Experiências internacionais mostram que a liberalização das drogas e a redução de danos têm funcionado. Portugal é o melhor exemplo.

CC: Outro ponto bastante criticado é a internar crianças em adolescentes, até mesmo nas mesmas instituições que os adultos…

JGT: Isso é uma farsa, uma fraude. Abre inclusive a possibilidade de internação compulsória de crianças e adolescentes que, por questões de mau relacionamento com a família, serão entulhados nessas instituições. Abre-se aí toda uma questão de direitos humanos e direitos de cidadania que podem ser colocados em risco.

CC: Em que medida essa reforma se alinha com a ideologia bolsonarista?

JGT: Essa questão toca na essência do estigma, do preconceito com os diferentes da sociedade. Nós estamos vivendo agora um governo que vê os diferentes como potenciais marxistas-leninistas, um ministro que acha que o marxismo cultural é um dos vilões… Então, essa proposta, nesse momento, dessa maneira e neste governo, levanta uma série de temores muito justificáveis. O problema todo é político.

CC: Não há também interesses financeiros nessa mudança?

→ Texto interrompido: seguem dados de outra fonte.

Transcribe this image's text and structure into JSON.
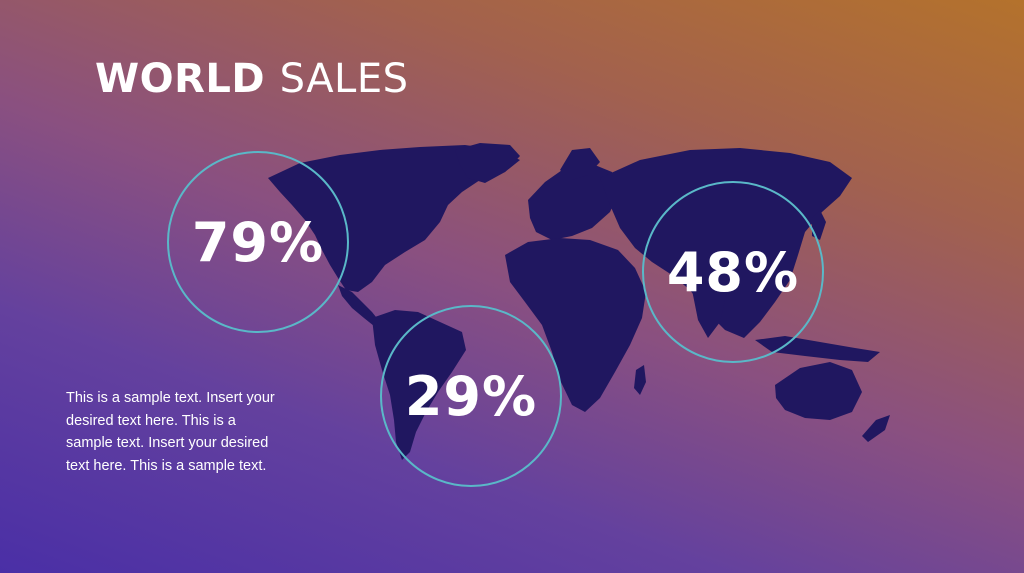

JGT: No passado sim, era uma maneira de fazer muito dinheiro. Hoje essa questão econômica fica em segundo plano. Na medicina hoje, dá pra ganhar dinheiro em outras áreas. O cerne é essa visão conservadora da psiquiatria.

CC: O texto também dá aval para o eletrochoque. Muitos médicos dizem que esse tipo de tratamento dizem que ele é eficaz, mas subutilizado dado o estigma histórico…

JGT: Existem protocolos para situações muito raras, como depressão grave, quando o paciente não responde a nenhuma medicação. O grande risco é afrouxar esses critérios. Quando o Ministério da Saúde traz o hospital de volta para o centro do debate e diz inclusive que vai financiar o eletrochoque, sinaliza que, na verdade, o que eles querem é relativizar esses protocolos tão rígidos.

Se a indicação é tão restrita assim, qual o sentido de abrir financiamento? Centros universitários e hospitais especializados já dispõe desses serviços. Para situações raríssimas.

CC: Analisando as políticas dessa área nas últimas duas décadas, quais os erros e acertos? 

JGT: Fechamos milhares de leitos psiquiátricos que na verdade não eram leitos, eram depósitos de pessoas. Também construímos uma ampla rede de atendimento psiquiátrico que está aí, mas está frágil. Porque essa rede nunca foi plenamente estruturada. Nem financeiramente e nem com os quadros técnicos necessários.

E estamos falando de doenças que serão  a principal causa de morbidade no mundo nos próximos vinte anos, segundo a OMS [Organização Mundial da Saúde]. São questões extremamente relevantes para o dia a dia e para a segurança das famílias.